Le tue denunce hanno generato qualche effetto concreto in qualche zona?

«Ho richiesto esami sulle acque, non volevo farla bere ai bambini, ma né i municipi né il consiglio scolastico mi hanno dato retta. All’inizio sì, ma solo per opportunità politica per potersi litigare l’un l’altro, però poi la questione non ha suscitato l’interesse di alcuno spazio politico. L’argomento è passato di moda e io sono rimasta lì con i bambini. Così ho contattato Damián Marino dell’Università de La Plata (chimico e membro dello Spazio Multidisciplinario di Interazione SocioAmbientale della Facoltà di Scienze Matematiche dell’Universidad Nacional de La Plata) e ho partecipato ai suoi congressi. Sono stati 6 mesi di costruzione e nel marzo del 2015 sono venuti alla scuola e hanno prelevato campioni del suolo, di acqua potabile e di acqua piovana e risultò che nel terreno del cortile della scuola erano presenti 7 diversi composti agrochimici, che l’acqua non era potabile e che le concentrazioni presenti nell’acqua piovana erano elevatissime.

Dopo di che, ho invitato le autorità che mi hanno ringraziato per il lavoro svolto e si sono viste obbligate a portare acqua in bottiglia. Quindi mandarono un medico e io chiesi al consiglio scolastico di svolgere uno studio esaustivo sulla salute dei bambini e sullo stato dell’acqua, che nel frattempo ci rifornissero di acqua in bottiglia e che venissero avviati interventi con i produttori della zona: non è stato fatto nulla di tutto ciò. Un giorno hanno mandato infermieri, un altro giorno dentisti. Stronzate».

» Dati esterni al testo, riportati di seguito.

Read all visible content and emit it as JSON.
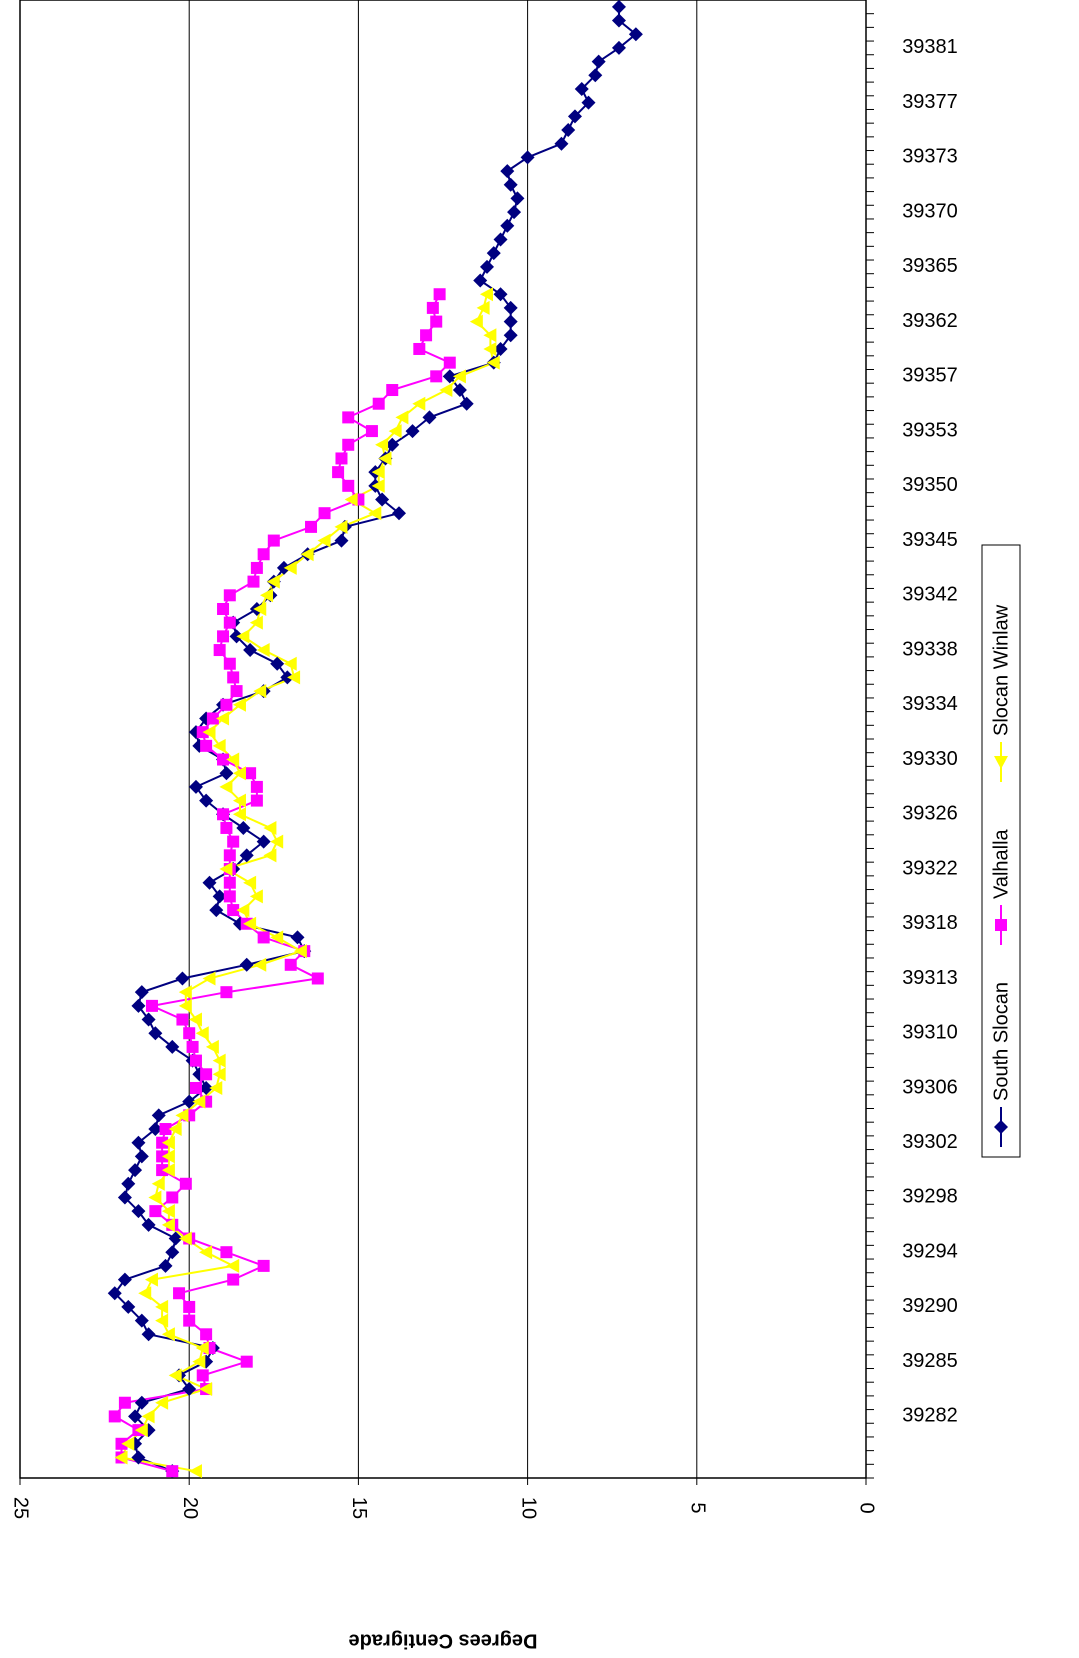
{
  "chart_data": {
    "type": "line",
    "axis_title": "Degrees Centigrade",
    "categories": [
      null,
      null,
      null,
      null,
      "39282",
      null,
      null,
      null,
      "39285",
      null,
      null,
      null,
      "39290",
      null,
      null,
      null,
      "39294",
      null,
      null,
      null,
      "39298",
      null,
      null,
      null,
      "39302",
      null,
      null,
      null,
      "39306",
      null,
      null,
      null,
      "39310",
      null,
      null,
      null,
      "39313",
      null,
      null,
      null,
      "39318",
      null,
      null,
      null,
      "39322",
      null,
      null,
      null,
      "39326",
      null,
      null,
      null,
      "39330",
      null,
      null,
      null,
      "39334",
      null,
      null,
      null,
      "39338",
      null,
      null,
      null,
      "39342",
      null,
      null,
      null,
      "39345",
      null,
      null,
      null,
      "39350",
      null,
      null,
      null,
      "39353",
      null,
      null,
      null,
      "39357",
      null,
      null,
      null,
      "39362",
      null,
      null,
      null,
      "39365",
      null,
      null,
      null,
      "39370",
      null,
      null,
      null,
      "39373",
      null,
      null,
      null,
      "39377",
      null,
      null,
      null,
      "39381",
      null,
      null,
      null
    ],
    "series": [
      {
        "name": "South Slocan",
        "color": "#000080",
        "marker": "diamond",
        "values": [
          20.5,
          21.5,
          21.6,
          21.2,
          21.6,
          21.4,
          20.0,
          20.3,
          19.5,
          19.3,
          21.2,
          21.4,
          21.8,
          22.2,
          21.9,
          20.7,
          20.5,
          20.4,
          21.2,
          21.5,
          21.9,
          21.8,
          21.6,
          21.4,
          21.5,
          21.0,
          20.9,
          20.0,
          19.5,
          19.7,
          19.9,
          20.5,
          21.0,
          21.2,
          21.5,
          21.4,
          20.2,
          18.3,
          16.6,
          16.8,
          18.5,
          19.2,
          19.1,
          19.4,
          18.7,
          18.3,
          17.8,
          18.4,
          19.0,
          19.5,
          19.8,
          18.9,
          19.0,
          19.7,
          19.8,
          19.5,
          19.0,
          17.8,
          17.1,
          17.4,
          18.2,
          18.6,
          18.7,
          18.0,
          17.6,
          17.5,
          17.2,
          16.5,
          15.5,
          15.4,
          13.8,
          14.3,
          14.5,
          14.5,
          14.2,
          14.0,
          13.4,
          12.9,
          11.8,
          12.0,
          12.3,
          11.0,
          10.8,
          10.5,
          10.5,
          10.5,
          10.8,
          11.4,
          11.2,
          11.0,
          10.8,
          10.6,
          10.4,
          10.3,
          10.5,
          10.6,
          10.0,
          9.0,
          8.8,
          8.6,
          8.2,
          8.4,
          8.0,
          7.9,
          7.3,
          6.8,
          7.3,
          7.3
        ]
      },
      {
        "name": "Valhalla",
        "color": "#FF00FF",
        "marker": "square",
        "values": [
          20.5,
          22.0,
          22.0,
          21.5,
          22.2,
          21.9,
          19.5,
          19.6,
          18.3,
          19.4,
          19.5,
          20.0,
          20.0,
          20.3,
          18.7,
          17.8,
          18.9,
          20.0,
          20.5,
          21.0,
          20.5,
          20.1,
          20.8,
          20.8,
          20.8,
          20.7,
          20.0,
          19.5,
          19.8,
          19.5,
          19.8,
          19.9,
          20.0,
          20.2,
          21.1,
          18.9,
          16.2,
          17.0,
          16.6,
          17.8,
          18.3,
          18.7,
          18.8,
          18.8,
          18.8,
          18.8,
          18.7,
          18.9,
          19.0,
          18.0,
          18.0,
          18.2,
          19.0,
          19.5,
          19.6,
          19.3,
          18.9,
          18.6,
          18.7,
          18.8,
          19.1,
          19.0,
          18.8,
          19.0,
          18.8,
          18.1,
          18.0,
          17.8,
          17.5,
          16.4,
          16.0,
          15.0,
          15.3,
          15.6,
          15.5,
          15.3,
          14.6,
          15.3,
          14.4,
          14.0,
          12.7,
          12.3,
          13.2,
          13.0,
          12.7,
          12.8,
          12.6,
          null,
          null,
          null,
          null,
          null,
          null,
          null,
          null,
          null,
          null,
          null,
          null,
          null,
          null,
          null,
          null,
          null,
          null,
          null,
          null,
          null
        ]
      },
      {
        "name": "Slocan Winlaw",
        "color": "#FFFF00",
        "marker": "triangle",
        "values": [
          19.8,
          22.0,
          21.8,
          21.4,
          21.2,
          20.8,
          19.5,
          20.4,
          19.7,
          19.6,
          20.6,
          20.8,
          20.8,
          21.3,
          21.1,
          18.7,
          19.5,
          20.1,
          20.6,
          20.6,
          21.0,
          20.9,
          20.6,
          20.6,
          20.6,
          20.4,
          20.2,
          19.7,
          19.2,
          19.1,
          19.1,
          19.3,
          19.6,
          19.8,
          20.1,
          20.1,
          19.4,
          17.9,
          16.7,
          17.4,
          18.2,
          18.4,
          18.0,
          18.2,
          18.9,
          17.6,
          17.4,
          17.6,
          18.5,
          18.5,
          18.9,
          18.5,
          18.7,
          19.1,
          19.4,
          19.0,
          18.5,
          17.9,
          16.9,
          17.0,
          17.8,
          18.4,
          18.0,
          17.9,
          17.7,
          17.5,
          17.0,
          16.5,
          16.0,
          15.5,
          14.5,
          15.2,
          14.4,
          14.4,
          14.2,
          14.3,
          13.9,
          13.7,
          13.2,
          12.4,
          12.0,
          11.0,
          11.1,
          11.1,
          11.5,
          11.3,
          11.2,
          null,
          null,
          null,
          null,
          null,
          null,
          null,
          null,
          null,
          null,
          null,
          null,
          null,
          null,
          null,
          null,
          null,
          null,
          null,
          null,
          null
        ]
      }
    ],
    "ylim": [
      0,
      25
    ],
    "yticks": [
      0,
      5,
      10,
      15,
      20,
      25
    ],
    "grid": true
  }
}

Ana, non si è avvicinato nessun politico realmente interessato?

«Guarda, io ho scritto lettere a tutti, sindacati compresi. Però dobbiamo guardare in faccia la realtà: sono schiavi dell’immobilismo. Quello che abbiamo fatto è stato dare vita alla Rete dei Docenti per la Vita. È composta da docenti che si trovano nella stessa situazione in città diverse della provincia di Buenos Aires. Qualcuno mi loda per questo, altri mi dicono di essere prudente, e al di fuori della rete ci sono molte persone a cui non sta bene quello che dico. Però sono tre anni che racconto quello che succede e la verità è che non ho visto alcuna risposta. Ciò che metto per iscritto è quello di cui abbiamo bisogno: una manifestazione ufficiale, a livello provinciale e nazionale. È il minimo che si possa chiedere. Una manifestazione sindacale, un comunicato, sottoporre la questione insieme alle richieste che si presentano ai vari tavoli di trattativa. A volte ci sono incontri sul tema della sicurezza sul lavoro e il fatto che non si parli anche di questo argomento mi manda fuori di testa».

Cos’è la Rete dei Docenti per la Vita? Com’è nata?

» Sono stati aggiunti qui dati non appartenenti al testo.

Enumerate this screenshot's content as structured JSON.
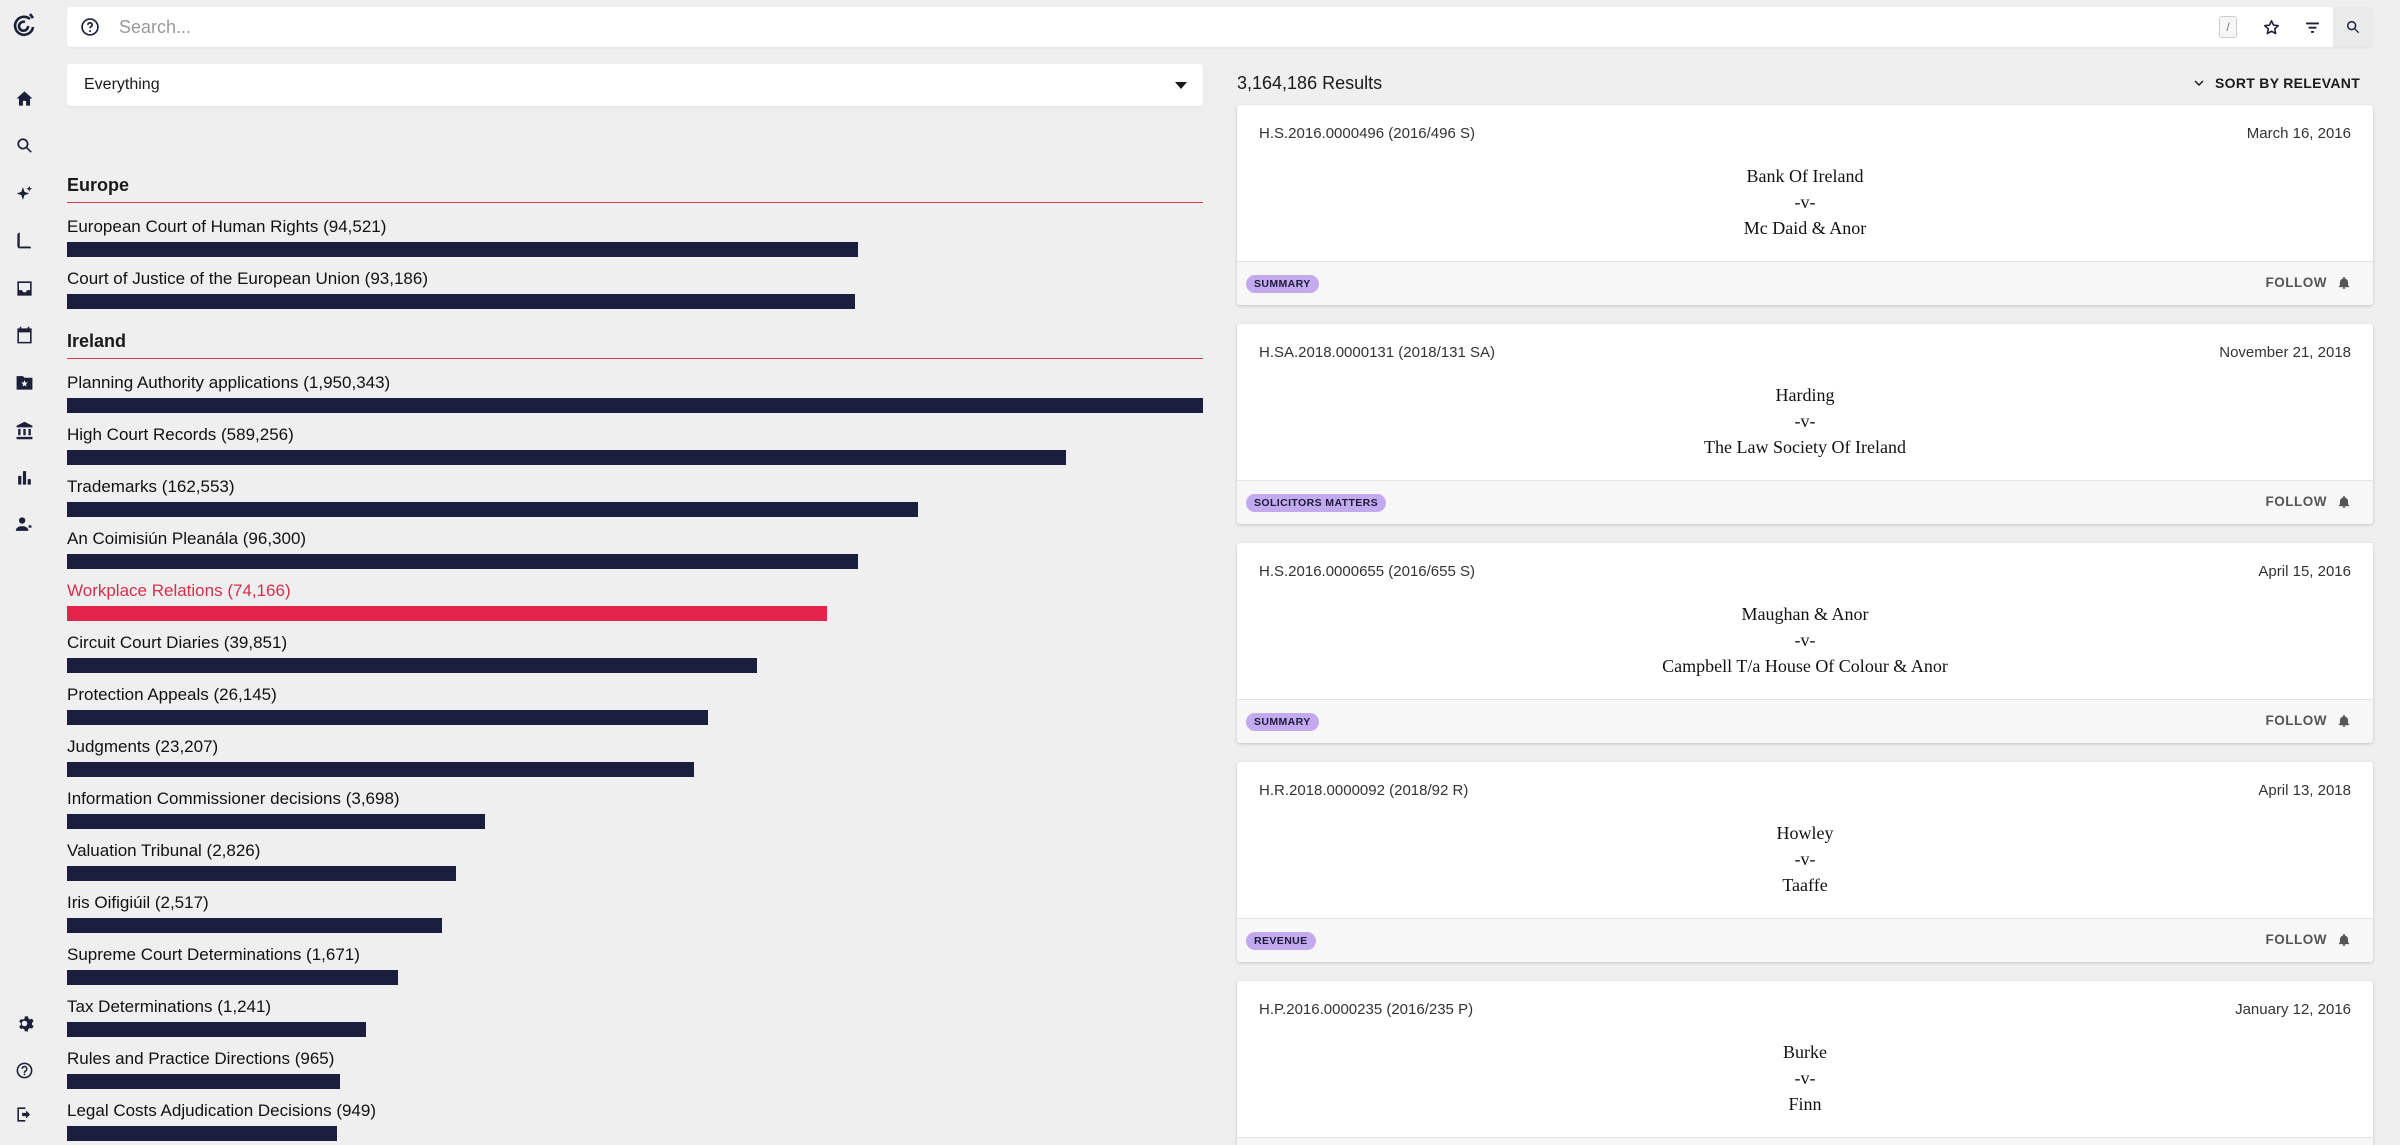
{
  "search": {
    "placeholder": "Search...",
    "shortcut_key": "/"
  },
  "scope": {
    "selected": "Everything"
  },
  "groups": [
    {
      "heading": "Europe"
    },
    {
      "heading": "Ireland"
    }
  ],
  "facets": [
    {
      "label": "European Court of Human Rights (94,521)",
      "fraction": 0.696
    },
    {
      "label": "Court of Justice of the European Union (93,186)",
      "fraction": 0.694
    },
    {
      "label": "Planning Authority applications (1,950,343)",
      "fraction": 1.0
    },
    {
      "label": "High Court Records (589,256)",
      "fraction": 0.879
    },
    {
      "label": "Trademarks (162,553)",
      "fraction": 0.749
    },
    {
      "label": "An Coimisiún Pleanála (96,300)",
      "fraction": 0.696
    },
    {
      "label": "Workplace Relations (74,166)",
      "fraction": 0.669,
      "active": true
    },
    {
      "label": "Circuit Court Diaries (39,851)",
      "fraction": 0.607
    },
    {
      "label": "Protection Appeals (26,145)",
      "fraction": 0.564
    },
    {
      "label": "Judgments (23,207)",
      "fraction": 0.552
    },
    {
      "label": "Information Commissioner decisions (3,698)",
      "fraction": 0.368
    },
    {
      "label": "Valuation Tribunal (2,826)",
      "fraction": 0.342
    },
    {
      "label": "Iris Oifigiúil (2,517)",
      "fraction": 0.33
    },
    {
      "label": "Supreme Court Determinations (1,671)",
      "fraction": 0.291
    },
    {
      "label": "Tax Determinations (1,241)",
      "fraction": 0.263
    },
    {
      "label": "Rules and Practice Directions (965)",
      "fraction": 0.24
    },
    {
      "label": "Legal Costs Adjudication Decisions (949)",
      "fraction": 0.238
    }
  ],
  "results": {
    "count_label": "3,164,186 Results",
    "sort_label": "SORT BY RELEVANT",
    "follow_label": "FOLLOW",
    "items": [
      {
        "ref": "H.S.2016.0000496 (2016/496 S)",
        "date": "March 16, 2016",
        "party1": "Bank Of Ireland",
        "vs": "-v-",
        "party2": "Mc Daid & Anor",
        "badge": "SUMMARY"
      },
      {
        "ref": "H.SA.2018.0000131 (2018/131 SA)",
        "date": "November 21, 2018",
        "party1": "Harding",
        "vs": "-v-",
        "party2": "The Law Society Of Ireland",
        "badge": "SOLICITORS MATTERS"
      },
      {
        "ref": "H.S.2016.0000655 (2016/655 S)",
        "date": "April 15, 2016",
        "party1": "Maughan & Anor",
        "vs": "-v-",
        "party2": "Campbell T/a House Of Colour & Anor",
        "badge": "SUMMARY"
      },
      {
        "ref": "H.R.2018.0000092 (2018/92 R)",
        "date": "April 13, 2018",
        "party1": "Howley",
        "vs": "-v-",
        "party2": "Taaffe",
        "badge": "REVENUE"
      },
      {
        "ref": "H.P.2016.0000235 (2016/235 P)",
        "date": "January 12, 2016",
        "party1": "Burke",
        "vs": "-v-",
        "party2": "Finn",
        "badge": ""
      }
    ]
  },
  "colors": {
    "bar": "#1b1e3d",
    "active": "#e4244a",
    "accent_rule": "#d43a4e",
    "badge": "#c3a9ee"
  }
}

«Attraverso il mio medico curante, sono entrata in contatto con Fernando Cabaleiro, avvocato di Sovranità di Diritto e molto attivo per quel che riguarda i temi ambientali. Nonostante non fosse il mio avvocato perché non si occupa di questioni penali, mi ha messo in contatto con una marea di gente e mi ha suggerito di costituire una rete con persone che si trovavano nella mia stessa condizione. Per non sentirsi soli, per comunicare, per sostenerci a vicenda, di modo che quando uno parli lo faccia a nome di tutti. È una questione delicata, difficile. La sensazione che ho provato durante i primi anni, non potendo parlarne con nessuno per i primi sei o otto mesi, è stata di estrema solitudine e impotenza e ritengo sia importante aiutare gli altri affinché non provino le stesse sensazioni. Ad esempio Judith, altra maestra di San Andrés de Giles, aveva presentato una denuncia. Sono andata subito a parlare con lei e le ho offerto i contatti che avevo all’interno dell’università e la realtà di Judith si è completamente ribaltata. Credo che la rete serva proprio a questo».

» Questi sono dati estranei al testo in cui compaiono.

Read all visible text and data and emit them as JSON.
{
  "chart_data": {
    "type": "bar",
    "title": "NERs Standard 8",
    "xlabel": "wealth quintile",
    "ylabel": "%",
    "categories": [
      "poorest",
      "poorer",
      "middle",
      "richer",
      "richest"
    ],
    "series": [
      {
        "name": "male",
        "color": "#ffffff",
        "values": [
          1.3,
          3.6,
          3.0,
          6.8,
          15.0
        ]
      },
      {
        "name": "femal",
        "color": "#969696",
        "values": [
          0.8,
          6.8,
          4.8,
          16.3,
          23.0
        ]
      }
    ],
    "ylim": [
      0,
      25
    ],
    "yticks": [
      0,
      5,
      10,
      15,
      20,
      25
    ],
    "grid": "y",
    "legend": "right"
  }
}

Hai la sensazione che ci sia un po’ più di coscienza sull’argomento, che ci siano persone interessate a sufficienza nonostante i media vi ignorino e la politica guardi da un’altra parte?

«Sì. Nei movimenti popolari di base c’è più coscienza, c’è più movimento. Non a livello di associazioni, però per quel che riguarda le singole persone penso di sì. Se ne comincia a parlare anche sui mezzi di comunicazione, soprattutto su quelli indipendenti. I politici quasi non pervenuti».